Tradycyjne maski wywodzą się z komedii delll'arte: służąca Columbina, Arlekin, Dottore, Pantalone. Maska Dottore z charakterystycznym długim nosem ma swoje korzenie z okresu epidemii dżumy. Lekarze chcąc uniknąć zarażenia zakładali na twarz maski z dziobem wypełnionym ziołami.
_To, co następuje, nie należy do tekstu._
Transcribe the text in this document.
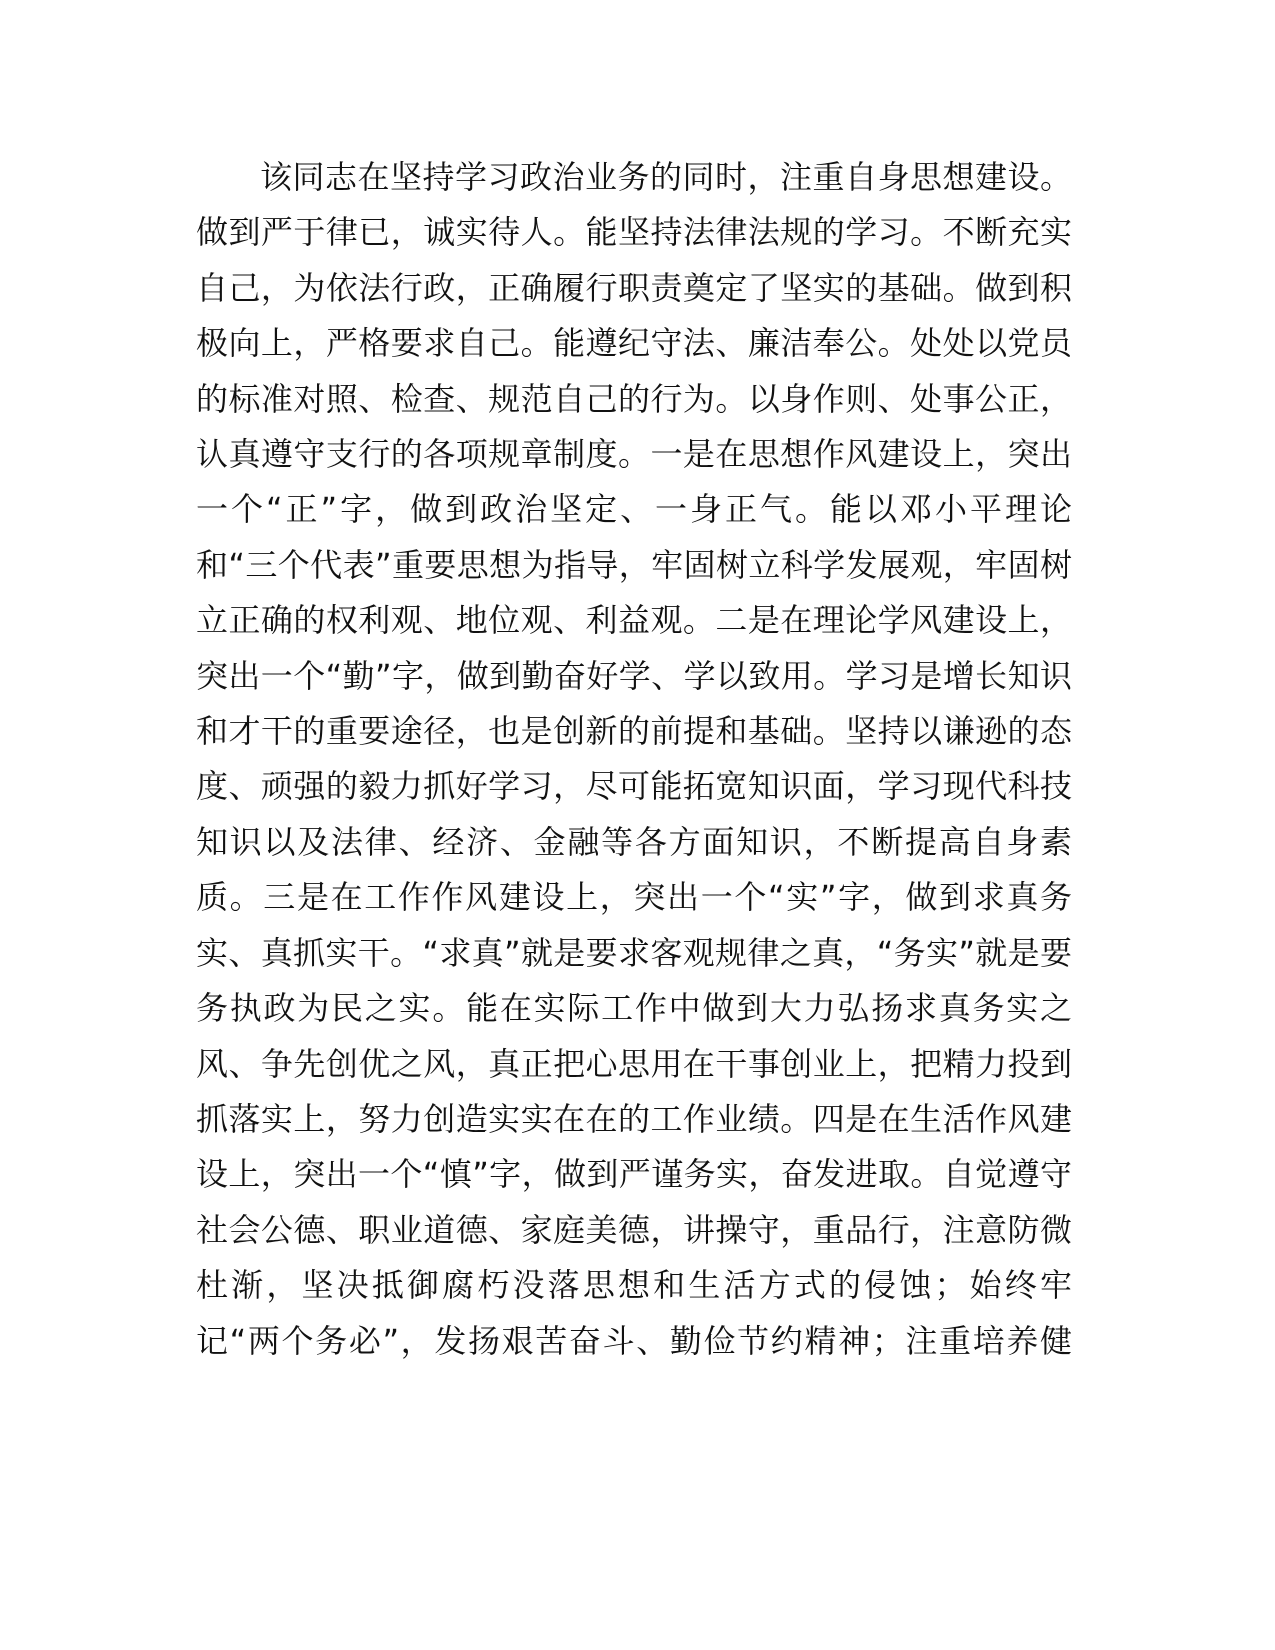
该同志在坚持学习政治业务的同时，注重自身思想建设。做到严于律已，诚实待人。能坚持法律法规的学习。不断充实自己，为依法行政，正确履行职责奠定了坚实的基础。做到积极向上，严格要求自己。能遵纪守法、廉洁奉公。处处以党员的标准对照、检查、规范自己的行为。以身作则、处事公正，认真遵守支行的各项规章制度。一是在思想作风建设上，突出一个“正”字，做到政治坚定、一身正气。能以邓小平理论和“三个代表”重要思想为指导，牢固树立科学发展观，牢固树立正确的权利观、地位观、利益观。二是在理论学风建设上，突出一个“勤”字，做到勤奋好学、学以致用。学习是增长知识和才干的重要途径，也是创新的前提和基础。坚持以谦逊的态度、顽强的毅力抓好学习，尽可能拓宽知识面，学习现代科技知识以及法律、经济、金融等各方面知识，不断提高自身素质。三是在工作作风建设上，突出一个“实”字，做到求真务实、真抓实干。“求真”就是要求客观规律之真，“务实”就是要务执政为民之实。能在实际工作中做到大力弘扬求真务实之风、争先创优之风，真正把心思用在干事创业上，把精力投到抓落实上，努力创造实实在在的工作业绩。四是在生活作风建设上，突出一个“慎”字，做到严谨务实，奋发进取。自觉遵守社会公德、职业道德、家庭美德，讲操守，重品行，注意防微杜渐，坚决抵御腐朽没落思想和生活方式的侵蚀；始终牢记“两个务必”，发扬艰苦奋斗、勤俭节约精神；注重培养健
Najważniejsze zabytki Wenecji, których nie powinniśmy ominąć to:

 

- Bazylika i Plac św. Marka

- dzwonnica św. Marka na którą musimy wjechać

- wieża Zegarowa

- Pałac Dożów, Most Westchnień i więzienie

- rejs vaporreto po Wielkim Kanale

- most Rialto

- Arsenał

 

Do głównych atrakcji należy również rejs gondolą, który zwykle trwa od 30 do 45 minut. Rejs prywatny kosztuje 80 Euro i na pokład zabieranych jest 5 osób (16 Euro od osoby). Jeżeli jesteście w małej grupce to zwykle na przystaniach gondol oczekują samotne pary, które szukają chętnych do utworzenia 5-osobowej grupy aby zaoszczędzić na kosztach. Można zarezerwować również 30 minutowy rejs grupowy dla 6 osób ale wtedy koszt wyniesie 30 Euro od osoby i rejsy odbywają się tylko poza godzinami szczytu.

Dysponując kilkoma dniami nie musimy szczegółowo rozplanować zwiedzania. Włócząc się wzdłuż kanałów i tak trafimy do wszystkich najciekawszych miejsc. Warto zarezerwować trochę czasu na wizytę na wyspach Murano i Burano. Koniecznie trzeba dotrzeć do portu i arsenału na końcu wyspy, gdzie jest zwykle dużo mniej turystów i można odpocząć od zgiełku.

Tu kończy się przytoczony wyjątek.